Texto escrito na véspera da viagem para Cuba
BH, set/18
Coisas das ruas de BH
Hoje na volta do trabalho pra casa, encontrei uma senhora, saindo do Hospital Mário Pena, que havia acabado de receber um diagnóstico de câncer de mama. Ela cantava uma música religiosa, e puxou assunto pra me contar sobre a notícia que acabara de receber. Ela me falou com muita fé sobre o poder de Deus em promover a sua cura, eu confirmei que sim, que Deus a curaria! Falei coisas do tipo "Deus cura por meio da medicina", perguntei do tratamento, etc.. ela firme, falou que mesmo que a medicina falhasse, Deus poderia curar, que fosse feita a Sua vontade.
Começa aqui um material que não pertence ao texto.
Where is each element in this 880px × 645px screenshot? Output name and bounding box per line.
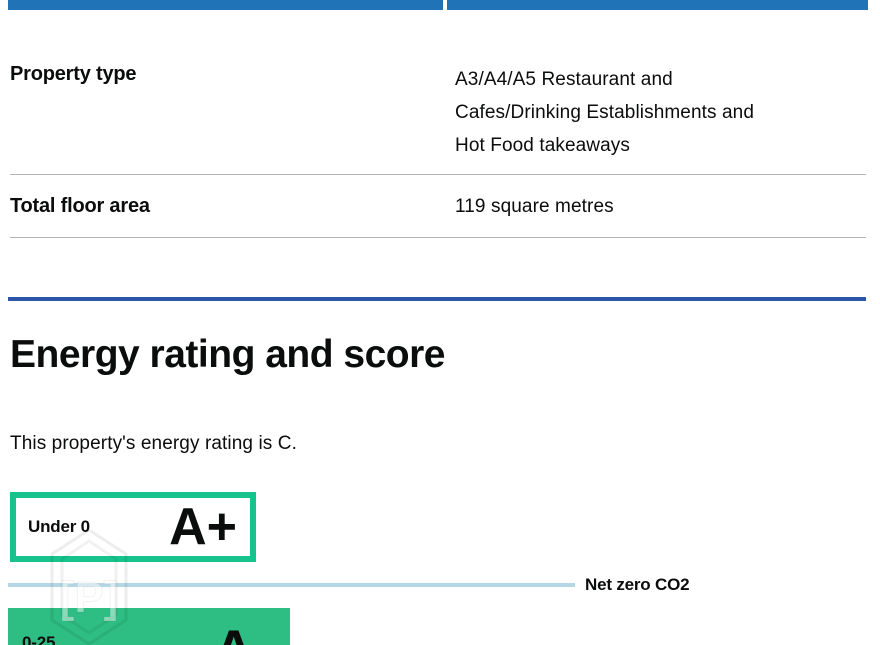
intro-text: This property's energy rating is C. <box>10 432 297 454</box>
page-title: Energy rating and score <box>10 333 445 376</box>
row-label-total-floor-area: Total floor area <box>10 195 150 217</box>
band-a-plus-range-label: Under 0 <box>28 516 90 536</box>
band-a-range-label: 0-25 <box>22 632 56 645</box>
table-header-rule-gap <box>443 0 447 10</box>
net-zero-line <box>8 582 575 587</box>
table-header-rule <box>8 0 868 10</box>
net-zero-row: Net zero CO2 <box>8 575 880 595</box>
band-a-plus: Under 0 A+ <box>10 491 256 562</box>
net-zero-label: Net zero CO2 <box>585 574 690 594</box>
table-header-rule-right <box>447 0 868 10</box>
section-divider <box>8 297 866 301</box>
table-row: Total floor area 119 square metres <box>10 175 866 238</box>
property-summary-table: Property type A3/A4/A5 Restaurant and Ca… <box>10 10 866 238</box>
band-a-letter: A <box>214 621 254 645</box>
row-label-property-type: Property type <box>10 63 137 85</box>
row-value-property-type: A3/A4/A5 Restaurant and Cafes/Drinking E… <box>455 69 754 156</box>
row-value-total-floor-area: 119 square metres <box>455 196 614 217</box>
energy-rating-chart: Under 0 A+ Net zero CO2 0-25 A <box>0 491 880 645</box>
band-a-plus-letter: A+ <box>169 497 237 556</box>
band-a: 0-25 A <box>8 607 290 645</box>
table-header-rule-left <box>8 0 443 10</box>
table-row: Property type A3/A4/A5 Restaurant and Ca… <box>10 10 866 175</box>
Depois, como de costume em BH, reclamou do transito, do quanto demoraria pra chegar em casa. Estava angustiada, precisava conversar. Procurou em mim, uma desconhecida, alguém pra desabafar, mas na verdade ela não falava pra mim, falava pra si, ainda tentando digerir a noticia. Fomos conversando até o ponto em que nossos caminhos desencontraram-se, eu lhe recomendei ir com Deus e prometi incluir a sua cura entre minhas preces e orações. Segui meu caminho, pensando mais uma vez em como a vida é frágil.. Continuei caminhando, meio nostálgica, pensando se podia ter feito mais alguma coisa, dado uma palavra a mais de conforto, enfim, sentindo o peso da impotência diante de certos acontecimentos.. Segui assim até encontrar uma menininha de no máximo dois anos, que perguntava a mãe se podia correr. Recebida a autorização, ela começou a correr com suas perninhas tão pequenas. Olhei pra ela, e falei "vou te pegar". Foi o bastante pra ela sair correndo ainda mais feliz, parou um pouquinho e falou pra mãe: "Mãe to brincando com ela". E a mãe disse: "Legal, vc fez uma amiguinha". Minha amizade com a pequenina durou meio quarteirão, até eu entrar na padaria para pegar o pãozinho nosso de cada dia. Ai já estava pensando em como a alegria pode ser fácil.. E foi assim, que na minha curta caminhada, do trabalho pra casa, encontrei duas amizades, dessas que duram o tempo de um instante, mas deixam marcas pra uma vida toda.
Belo Horizonte, 29 de setembro de 2014.